House Affordability Calculator
How much house you can afford depends less on the sticker price and more on whether the monthly payment fits your income and existing debts. This calculator applies the lender 28/36 rule, reserves room for property tax and insurance, and then searches for the largest loan whose total monthly housing cost stays within your budget. Adding your down payment gives the maximum home price you can realistically target.
Formula
Budget = min(income/12 × 0.28, income/12 × 0.36 − debts); max price = max loan + down payment
- income
- Gross annual income
- debts
- Existing recurring monthly debt payments
- 0.28 / 0.36
- Front-end and back-end debt-to-income ratio limits
- down payment
- Cash you contribute upfront, added to the loan for the price
How it works
- Enter your annual income, recurring monthly debts, planned down payment, interest rate, term, annual property tax rate, and yearly insurance.
- The tool sets a housing budget as the lower of 28 percent of monthly income (front-end) and 36 percent minus your debts (back-end), the classic qualifying ratios.
- It then binary-searches for the largest loan whose principal, interest, monthly property tax, and insurance fit that budget, and adds your down payment to report the maximum home price.
Worked example
$120,000 income, $500 monthly debts, $50,000 down, 6.5% rate, 30-year term, 1.2% property tax, $1,500/yr insurance.
- Monthly income: 120,000 ÷ 12 = $10,000; front-end 28% = $2,800; back-end 36% − 500 = $3,100.
- Housing budget is the lower figure: $2,800 per month for principal, interest, tax, and insurance.
- Solve for the largest loan whose P&I plus monthly tax ($408,573 × 1.2% ÷ 12) plus $125 insurance fits $2,800.
- That loan is about $358,573 with a P&I payment near $2,266.43; add the $50,000 down payment.
Maximum home price about $408,573 with a loan of $358,573 and an estimated principal-and-interest payment of $2,266.43 per month.

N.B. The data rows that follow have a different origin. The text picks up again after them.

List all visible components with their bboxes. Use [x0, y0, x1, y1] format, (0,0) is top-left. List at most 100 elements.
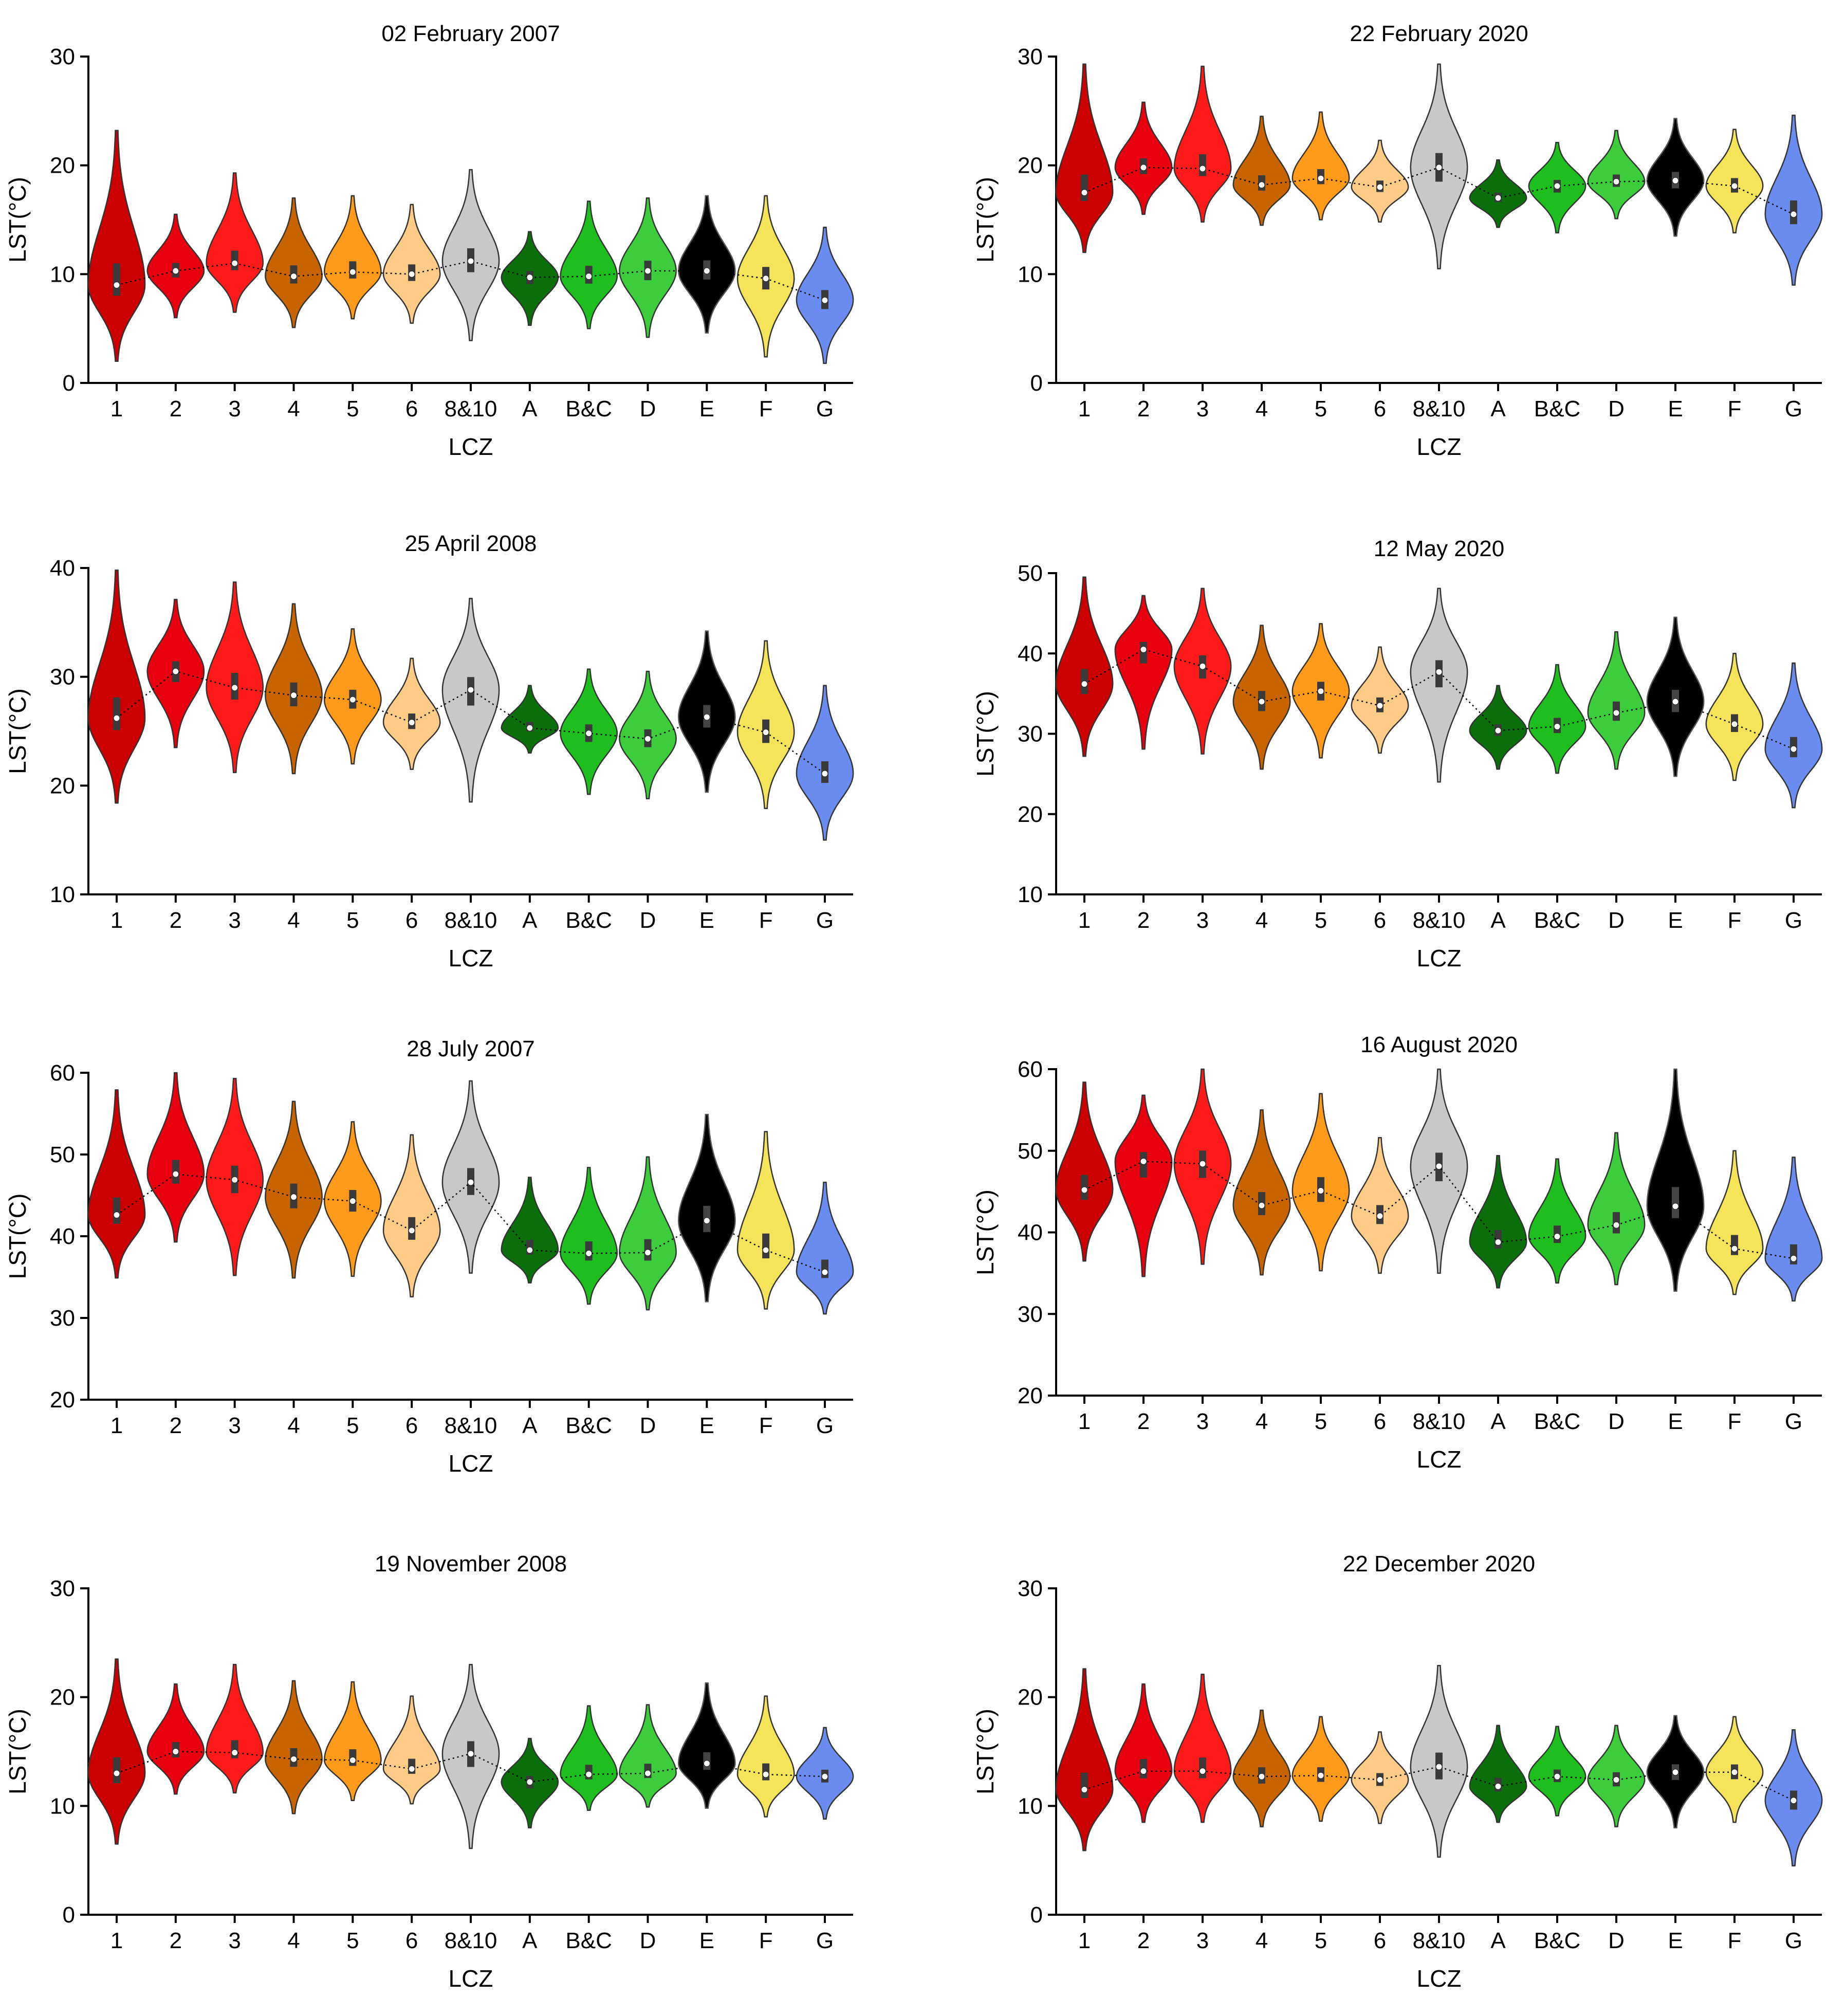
median-dot-8&10 — [467, 686, 474, 693]
x-tick-label: D — [1608, 908, 1625, 933]
violin-2 — [1114, 1683, 1173, 1823]
median-dot-F — [762, 1247, 769, 1254]
x-tick-label: G — [1785, 396, 1802, 421]
violin-B&C — [560, 1167, 618, 1305]
x-tick-label: G — [816, 396, 834, 421]
x-tick-label: A — [1490, 1409, 1506, 1434]
median-dot-3 — [231, 260, 238, 267]
x-tick-label: D — [640, 396, 656, 421]
y-axis-label: LST(°C) — [972, 691, 999, 777]
x-tick-label: 8&10 — [445, 1928, 497, 1953]
median-dot-3 — [231, 684, 238, 691]
median-dot-D — [644, 1249, 651, 1256]
x-axis-label: LCZ — [449, 945, 493, 972]
median-dot-8&10 — [1435, 1163, 1443, 1170]
x-tick-label: G — [816, 1413, 834, 1438]
chart-title: 12 May 2020 — [1374, 536, 1504, 561]
violin-A — [501, 685, 559, 754]
violin-F — [1705, 1150, 1764, 1295]
median-dot-D — [1613, 1776, 1620, 1784]
y-tick-label: 30 — [1018, 1302, 1043, 1327]
violin-F — [736, 1695, 795, 1818]
median-dot-F — [1731, 182, 1738, 190]
violin-5 — [324, 1681, 382, 1802]
median-dot-4 — [1258, 1773, 1265, 1780]
median-dot-A — [526, 1247, 533, 1254]
x-tick-label: 5 — [1315, 396, 1327, 421]
x-tick-label: 1 — [1078, 1928, 1091, 1953]
y-tick-label: 20 — [50, 773, 75, 798]
violin-iqr-box — [113, 1197, 120, 1224]
median-dot-4 — [1258, 181, 1265, 189]
violin-iqr-box — [762, 1233, 770, 1259]
y-tick-label: 10 — [50, 882, 75, 907]
x-tick-label: 2 — [170, 1928, 182, 1953]
x-tick-label: D — [640, 1928, 656, 1953]
violin-B&C — [560, 1705, 618, 1811]
x-tick-label: 2 — [170, 396, 182, 421]
median-dot-1 — [113, 714, 120, 722]
y-tick-label: 30 — [50, 1306, 75, 1331]
y-tick-label: 20 — [1018, 1685, 1043, 1710]
median-dot-8&10 — [467, 1750, 474, 1757]
median-dot-5 — [349, 268, 356, 276]
x-tick-label: 3 — [1196, 1928, 1209, 1953]
x-tick-label: 4 — [287, 908, 300, 933]
x-tick-label: 3 — [1196, 1409, 1209, 1434]
violin-G — [1764, 115, 1823, 286]
median-dot-6 — [408, 1765, 415, 1772]
median-dot-4 — [1258, 698, 1265, 705]
x-tick-label: G — [1785, 1409, 1802, 1434]
median-dot-8&10 — [1435, 1763, 1443, 1770]
violin-3 — [206, 172, 264, 313]
violin-chart-8: 22 December 2020 0 10 20 30 LST(°C) LCZ 1 2 3 4 5 6 8… — [972, 1551, 1823, 1992]
median-dot-A — [526, 274, 533, 281]
x-tick-label: 8&10 — [1413, 1928, 1466, 1953]
violin-iqr-box — [1140, 1152, 1147, 1178]
violin-chart-6: 16 August 2020 20 30 40 50 60 LST(°C) LCZ 1 2 3 4 5 6… — [972, 1032, 1823, 1473]
median-dot-1 — [1081, 1186, 1088, 1194]
median-dot-5 — [1317, 1187, 1324, 1195]
violin-3 — [206, 1663, 264, 1794]
x-tick-label: 4 — [287, 1928, 300, 1953]
x-tick-label: 1 — [1078, 396, 1091, 421]
violin-3 — [1173, 65, 1232, 223]
y-axis-label: LST(°C) — [972, 1709, 999, 1794]
y-tick-label: 50 — [50, 1142, 75, 1167]
x-tick-label: B&C — [565, 1413, 612, 1438]
x-tick-label: 2 — [1137, 908, 1150, 933]
median-dot-4 — [290, 1194, 297, 1201]
x-tick-label: 3 — [228, 396, 241, 421]
y-tick-label: 30 — [50, 1576, 75, 1601]
violin-1 — [1055, 1668, 1114, 1852]
violin-1 — [87, 1089, 146, 1279]
x-tick-label: A — [1490, 396, 1506, 421]
median-dot-2 — [1140, 164, 1147, 171]
median-dot-2 — [172, 1748, 179, 1755]
violin-G — [796, 1181, 854, 1315]
x-tick-label: A — [522, 1413, 538, 1438]
x-tick-label: 5 — [346, 1928, 359, 1953]
violin-1 — [87, 569, 146, 804]
x-tick-label: 5 — [346, 1413, 359, 1438]
x-tick-label: 5 — [1315, 1409, 1327, 1434]
x-tick-label: 1 — [110, 396, 123, 421]
x-tick-label: E — [1668, 908, 1683, 933]
x-tick-label: 2 — [1137, 1928, 1150, 1953]
x-axis-label: LCZ — [1417, 1446, 1462, 1473]
x-tick-label: E — [699, 396, 714, 421]
median-dot-D — [644, 1770, 651, 1777]
x-tick-label: 5 — [1315, 1928, 1327, 1953]
median-dot-F — [1731, 721, 1738, 728]
x-tick-label: B&C — [1534, 1409, 1580, 1434]
violin-D — [619, 1704, 677, 1808]
x-tick-label: G — [1785, 1928, 1802, 1953]
x-tick-label: B&C — [565, 908, 612, 933]
x-tick-label: 6 — [405, 1413, 418, 1438]
x-tick-label: 3 — [1196, 908, 1209, 933]
violin-4 — [265, 197, 323, 328]
x-tick-label: 6 — [1374, 1409, 1386, 1434]
median-dot-6 — [408, 270, 415, 278]
median-dot-A — [526, 724, 533, 731]
median-dot-5 — [1317, 1772, 1324, 1779]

Frequently asked questions
- What is the 28/36 rule?
- It is a common lender guideline: spend no more than 28 percent of gross monthly income on housing (front-end ratio) and no more than 36 percent on total debt including housing (back-end ratio). This calculator uses the stricter of the two as your budget.
- Why do my other debts reduce what I can afford?
- The back-end ratio counts car loans, student loans, and credit card minimums toward your 36 percent debt limit. The more of that limit those debts consume, the less is left for a mortgage payment, lowering your affordable price.
- Does a bigger down payment let me buy a more expensive home?
- Yes. Your down payment is added directly to the maximum loan to get the maximum price, and it does not consume your monthly budget, so a larger down payment raises the home price you can target dollar for dollar.
- Are taxes and insurance included?
- Yes. The estimate reserves room within your monthly budget for property tax (as a percentage of price) and annual insurance before solving for the loan, so the affordable price reflects the full housing payment.